Harry Smith’s CBS Colonoscopy: Both Too Much and Too Little Information

Finally, someone has said loudly and clearly that the emperor has no clothes—or, more specifically, that the colonoscopy that Harry Smith of the CBS Early Show got, live, on the program a week ago amounted to cheerleading for a procedure whose value is much less than the public has been led to believe.

Over at Health News Review, Gary Schwitzer of the University of Minnesota School of Journalism highlights the gap between the message that CBS pushed—if you want to avoid getting colon cancer, get a colonoscopy—and what scientific studies have found about the procedure. You should read the short post yourself, but among the evidence he cites is a recent paper concluding that "the only screening test for colon cancer shown by randomized controlled trials to decrease colon cancer mortality and incidence is fecal occult blood testing (FOBT)." That paper, to be published in the journal Gastroenterology, also notes that "the available evidence suggests that repeated screening with highly sensitive FOBT [fecal occult blood tests] may be as effective and cost effective at preventing colorectal cancer-related deaths as screening colonoscopy every 10 years."

When was the last time a TV anchor pushed FOBT?

TV anchors have a bad history of this, with Katie Couric leading the way in 2000 with a colonoscopy (though not a live one) on the Today show.
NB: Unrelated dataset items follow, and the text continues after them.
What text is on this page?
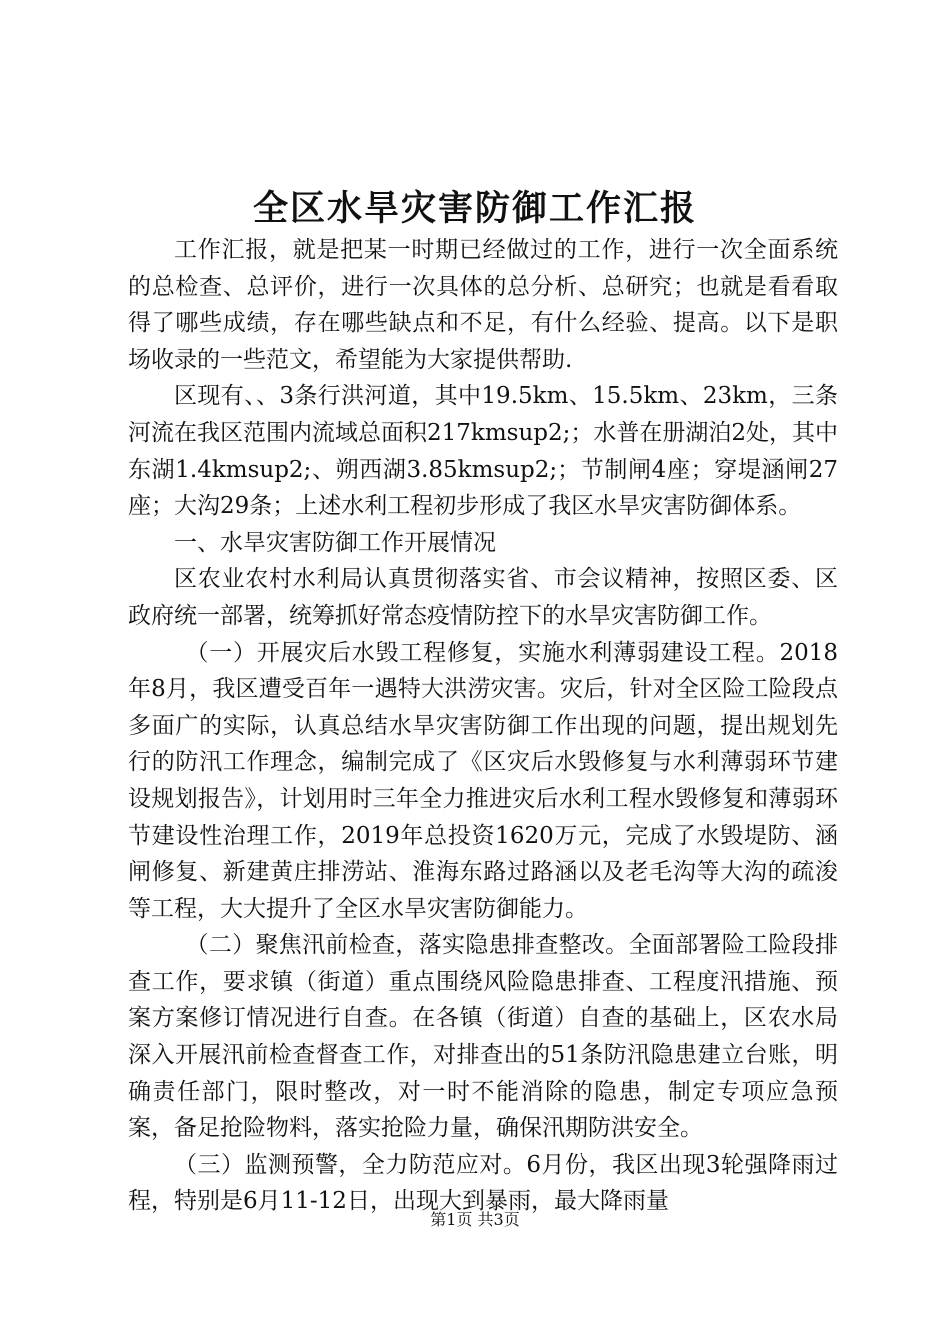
全区水旱灾害防御工作汇报

工作汇报，就是把某一时期已经做过的工作，进行一次全面系统的总检查、总评价，进行一次具体的总分析、总研究；也就是看看取得了哪些成绩，存在哪些缺点和不足，有什么经验、提高。以下是职场收录的一些范文，希望能为大家提供帮助.

区现有、、3条行洪河道，其中19.5km、15.5km、23km，三条河流在我区范围内流域总面积217kmsup2;；水普在册湖泊2处，其中东湖1.4kmsup2;、朔西湖3.85kmsup2;；节制闸4座；穿堤涵闸27座；大沟29条；上述水利工程初步形成了我区水旱灾害防御体系。

一、水旱灾害防御工作开展情况

区农业农村水利局认真贯彻落实省、市会议精神，按照区委、区政府统一部署，统筹抓好常态疫情防控下的水旱灾害防御工作。

（一）开展灾后水毁工程修复，实施水利薄弱建设工程。2018年8月，我区遭受百年一遇特大洪涝灾害。灾后，针对全区险工险段点多面广的实际，认真总结水旱灾害防御工作出现的问题，提出规划先行的防汛工作理念，编制完成了《区灾后水毁修复与水利薄弱环节建设规划报告》，计划用时三年全力推进灾后水利工程水毁修复和薄弱环节建设性治理工作，2019年总投资1620万元，完成了水毁堤防、涵闸修复、新建黄庄排涝站、淮海东路过路涵以及老毛沟等大沟的疏浚等工程，大大提升了全区水旱灾害防御能力。

（二）聚焦汛前检查，落实隐患排查整改。全面部署险工险段排查工作，要求镇（街道）重点围绕风险隐患排查、工程度汛措施、预案方案修订情况进行自查。在各镇（街道）自查的基础上，区农水局深入开展汛前检查督查工作，对排查出的51条防汛隐患建立台账，明确责任部门，限时整改，对一时不能消除的隐患，制定专项应急预案，备足抢险物料，落实抢险力量，确保汛期防洪安全。

（三）监测预警，全力防范应对。6月份，我区出现3轮强降雨过程，特别是6月11-12日，出现大到暴雨，最大降雨量

第1页 共3页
But since her husband died of colon cancer two years before and since the evidence that the procedure does not save lives wasn't as solid as it is today, the media gave her a pass. (Couric was by Smith's side last week as he had his own colonoscopy.)
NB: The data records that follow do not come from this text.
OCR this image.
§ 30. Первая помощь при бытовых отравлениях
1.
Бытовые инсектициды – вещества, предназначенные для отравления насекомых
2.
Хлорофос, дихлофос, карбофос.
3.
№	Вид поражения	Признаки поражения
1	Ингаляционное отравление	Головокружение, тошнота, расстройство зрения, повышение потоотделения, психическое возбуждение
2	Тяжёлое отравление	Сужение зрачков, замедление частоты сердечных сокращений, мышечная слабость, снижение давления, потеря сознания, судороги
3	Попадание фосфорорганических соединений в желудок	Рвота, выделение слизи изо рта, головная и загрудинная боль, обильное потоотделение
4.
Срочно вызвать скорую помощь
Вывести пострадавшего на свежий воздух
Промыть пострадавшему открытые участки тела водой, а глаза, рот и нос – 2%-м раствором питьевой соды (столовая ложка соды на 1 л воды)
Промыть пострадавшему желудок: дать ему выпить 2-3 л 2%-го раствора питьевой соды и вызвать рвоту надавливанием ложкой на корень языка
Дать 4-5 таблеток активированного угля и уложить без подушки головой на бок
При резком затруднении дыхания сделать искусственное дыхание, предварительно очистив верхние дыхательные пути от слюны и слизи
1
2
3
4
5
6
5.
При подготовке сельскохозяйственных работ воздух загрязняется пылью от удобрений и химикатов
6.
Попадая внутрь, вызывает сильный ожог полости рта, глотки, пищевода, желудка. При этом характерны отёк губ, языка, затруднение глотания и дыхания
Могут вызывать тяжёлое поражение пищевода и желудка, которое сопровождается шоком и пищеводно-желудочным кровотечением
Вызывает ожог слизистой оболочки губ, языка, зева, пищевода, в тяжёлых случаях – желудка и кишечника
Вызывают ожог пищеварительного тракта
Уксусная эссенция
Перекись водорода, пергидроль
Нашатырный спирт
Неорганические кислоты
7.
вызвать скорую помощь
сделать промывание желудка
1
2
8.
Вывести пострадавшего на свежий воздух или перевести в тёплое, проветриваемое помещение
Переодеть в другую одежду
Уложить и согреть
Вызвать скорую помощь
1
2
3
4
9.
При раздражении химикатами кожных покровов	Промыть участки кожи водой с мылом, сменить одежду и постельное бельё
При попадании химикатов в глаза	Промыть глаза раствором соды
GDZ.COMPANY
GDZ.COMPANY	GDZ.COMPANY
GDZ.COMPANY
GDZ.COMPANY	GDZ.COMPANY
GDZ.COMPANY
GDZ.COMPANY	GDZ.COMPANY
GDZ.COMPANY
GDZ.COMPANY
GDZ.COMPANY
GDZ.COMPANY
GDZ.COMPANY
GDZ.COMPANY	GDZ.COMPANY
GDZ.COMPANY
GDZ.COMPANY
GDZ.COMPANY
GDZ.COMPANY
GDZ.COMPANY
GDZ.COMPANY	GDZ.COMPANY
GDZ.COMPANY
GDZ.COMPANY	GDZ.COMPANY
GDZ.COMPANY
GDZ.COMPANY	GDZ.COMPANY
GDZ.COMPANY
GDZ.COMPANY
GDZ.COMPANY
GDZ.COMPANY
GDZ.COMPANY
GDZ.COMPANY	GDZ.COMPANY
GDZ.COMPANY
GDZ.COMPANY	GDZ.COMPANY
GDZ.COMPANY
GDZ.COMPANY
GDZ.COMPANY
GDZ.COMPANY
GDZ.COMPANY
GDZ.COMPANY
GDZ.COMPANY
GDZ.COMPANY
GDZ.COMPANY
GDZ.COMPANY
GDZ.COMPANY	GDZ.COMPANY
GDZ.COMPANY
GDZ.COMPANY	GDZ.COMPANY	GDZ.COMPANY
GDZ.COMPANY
Schwitzer also notes last month's state-of-the-science conference at the National Institutes of Health on colorectal screening, which similarly pointed out that the evidence that colonoscopy (especially virtual colonoscopy) prevents colon cancer and saves lives is somewhere between paper thin and nonexistent.

As I've written more times that I can count (including here and here), the message that cool new high-tech tests to detect cancer in its earliest stages (or, in the case of colonoscopy, precancerous polyps) do not necessarily save lives makes the public confused and apoplectic (oh god, you mean even if I'm a good girl/boy and get all the screening tests my doctor tells me to get, I might still get and die of cancer?) and some doctors furious. Kudos to Schwitzer for calling CBS on its promotion of something that hasn't been shown to reduce the incidence of colon cancer, let alone your chance of dying from it, and on ignoring the test that does.